During his time at home, Kirkwood has been able to keep in contact with the Harvard coaching staff and his teammates through Zoom video meetings. “Our coaching staff has been doing a great job organizing Zoom calls once or twice a month.
“We’ve had collective (player) group chats, but it’s definitely not the same as in-person.”

While American universities in other NCAA Division 1 conferences prepare to start their seasons in about six weeks, Kirkwood is focused on the present.
“I wouldn’t say jealous is the right word. We all want to play,” said Kirkwood, who is guided by and good with the Ivy League decision to cancel the season. “I will use this time to better my skills. I take it day by day.”
The Ivy League also announced the students will not lose a year of athletic eligibility as a result of the pandemic.

Louth Coulibaly. File photo
Abdul Mohamed. Photo:

Louth-Mohamed Coulibaly and the Holy Cross Crusaders are scheduled to play 16 regular-season games in the Patriot League from Jan. 2 to Feb. 21. There would be no fans for home games. The championship tournament would be March 6-14.
The Crusaders will play Boston University six times, Army West Point four, Colgate University four and Lehigh University twice to reduce travel and overnight stays, and eliminate flying. All games will be held on Saturdays and Sundays.

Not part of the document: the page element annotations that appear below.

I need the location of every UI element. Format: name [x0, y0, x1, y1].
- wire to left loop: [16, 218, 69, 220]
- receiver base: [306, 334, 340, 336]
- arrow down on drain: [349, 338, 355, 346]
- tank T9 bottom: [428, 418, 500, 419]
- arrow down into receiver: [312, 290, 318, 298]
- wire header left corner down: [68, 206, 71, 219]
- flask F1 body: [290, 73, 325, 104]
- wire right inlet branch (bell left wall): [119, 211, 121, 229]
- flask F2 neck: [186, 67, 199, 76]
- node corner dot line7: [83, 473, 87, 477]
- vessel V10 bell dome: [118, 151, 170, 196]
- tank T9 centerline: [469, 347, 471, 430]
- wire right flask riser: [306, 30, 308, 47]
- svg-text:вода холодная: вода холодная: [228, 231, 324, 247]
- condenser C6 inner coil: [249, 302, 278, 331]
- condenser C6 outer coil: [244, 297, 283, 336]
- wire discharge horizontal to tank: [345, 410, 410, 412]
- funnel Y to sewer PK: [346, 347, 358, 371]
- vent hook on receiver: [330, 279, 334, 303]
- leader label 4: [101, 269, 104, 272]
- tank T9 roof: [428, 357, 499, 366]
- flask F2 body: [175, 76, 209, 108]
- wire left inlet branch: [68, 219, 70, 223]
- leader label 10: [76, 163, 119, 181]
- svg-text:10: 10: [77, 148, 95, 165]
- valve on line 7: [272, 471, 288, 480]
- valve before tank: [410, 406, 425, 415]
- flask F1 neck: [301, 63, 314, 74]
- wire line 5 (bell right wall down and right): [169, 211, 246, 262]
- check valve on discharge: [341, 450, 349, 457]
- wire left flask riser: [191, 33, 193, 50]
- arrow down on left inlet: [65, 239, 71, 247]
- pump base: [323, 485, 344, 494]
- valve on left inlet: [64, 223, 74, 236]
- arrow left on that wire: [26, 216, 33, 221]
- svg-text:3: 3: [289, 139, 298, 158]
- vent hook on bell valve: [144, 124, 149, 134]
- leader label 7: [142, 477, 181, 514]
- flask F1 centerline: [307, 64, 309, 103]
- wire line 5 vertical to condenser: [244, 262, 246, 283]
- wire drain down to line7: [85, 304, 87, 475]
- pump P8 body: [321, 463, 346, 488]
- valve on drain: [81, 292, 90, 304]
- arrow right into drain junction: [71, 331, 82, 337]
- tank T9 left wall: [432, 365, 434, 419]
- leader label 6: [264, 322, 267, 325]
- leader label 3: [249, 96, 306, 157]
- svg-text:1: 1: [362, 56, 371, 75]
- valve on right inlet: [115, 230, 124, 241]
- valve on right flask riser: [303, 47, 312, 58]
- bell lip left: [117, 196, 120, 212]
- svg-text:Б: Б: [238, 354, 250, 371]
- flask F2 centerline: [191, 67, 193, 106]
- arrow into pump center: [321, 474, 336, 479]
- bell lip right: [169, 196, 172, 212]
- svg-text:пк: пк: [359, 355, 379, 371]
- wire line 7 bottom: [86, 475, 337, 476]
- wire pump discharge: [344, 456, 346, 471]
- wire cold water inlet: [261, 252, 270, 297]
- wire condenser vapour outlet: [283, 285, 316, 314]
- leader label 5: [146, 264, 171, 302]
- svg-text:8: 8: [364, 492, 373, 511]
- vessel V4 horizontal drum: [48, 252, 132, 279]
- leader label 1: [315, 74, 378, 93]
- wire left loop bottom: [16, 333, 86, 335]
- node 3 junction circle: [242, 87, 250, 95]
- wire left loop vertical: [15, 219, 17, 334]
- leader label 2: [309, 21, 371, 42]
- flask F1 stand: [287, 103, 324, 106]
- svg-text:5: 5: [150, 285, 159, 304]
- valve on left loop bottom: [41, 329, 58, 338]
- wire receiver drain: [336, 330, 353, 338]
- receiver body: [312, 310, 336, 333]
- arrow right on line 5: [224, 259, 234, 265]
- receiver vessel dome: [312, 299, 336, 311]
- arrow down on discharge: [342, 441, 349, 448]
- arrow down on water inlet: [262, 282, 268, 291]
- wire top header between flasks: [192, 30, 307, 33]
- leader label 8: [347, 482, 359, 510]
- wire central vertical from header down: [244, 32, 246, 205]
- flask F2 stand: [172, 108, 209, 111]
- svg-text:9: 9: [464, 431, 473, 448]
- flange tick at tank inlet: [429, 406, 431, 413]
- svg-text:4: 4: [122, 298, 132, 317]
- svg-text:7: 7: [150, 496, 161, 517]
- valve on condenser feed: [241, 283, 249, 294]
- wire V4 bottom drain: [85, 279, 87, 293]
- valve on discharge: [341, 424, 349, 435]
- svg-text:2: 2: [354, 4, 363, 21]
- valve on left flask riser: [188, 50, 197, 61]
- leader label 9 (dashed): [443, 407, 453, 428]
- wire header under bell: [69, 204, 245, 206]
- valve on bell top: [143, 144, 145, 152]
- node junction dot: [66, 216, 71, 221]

After two years at the University of North Texas, Abdul Mohamed will debut with Montana State and hopes to play a 20-game schedule in the Big Sky Conference (Dec. 31 to March 6) spanning five states.
J.D. Muila will miss the entire Southern Illinois season because of knee surgery and is expected to have 4 to 6 months of rehabilitation. He spent the past 2 years at Indian Hills College and was ranked the 24th junior college recruit.

Martin Cleary has written about amateur sports for 47 years. The Ottawa Sports Awards Lifetime Achievement in Sport Media honouree “retired” from the Ottawa Citizen in 2012, but has continued to write his High Achievers column for the Citizen/Sun.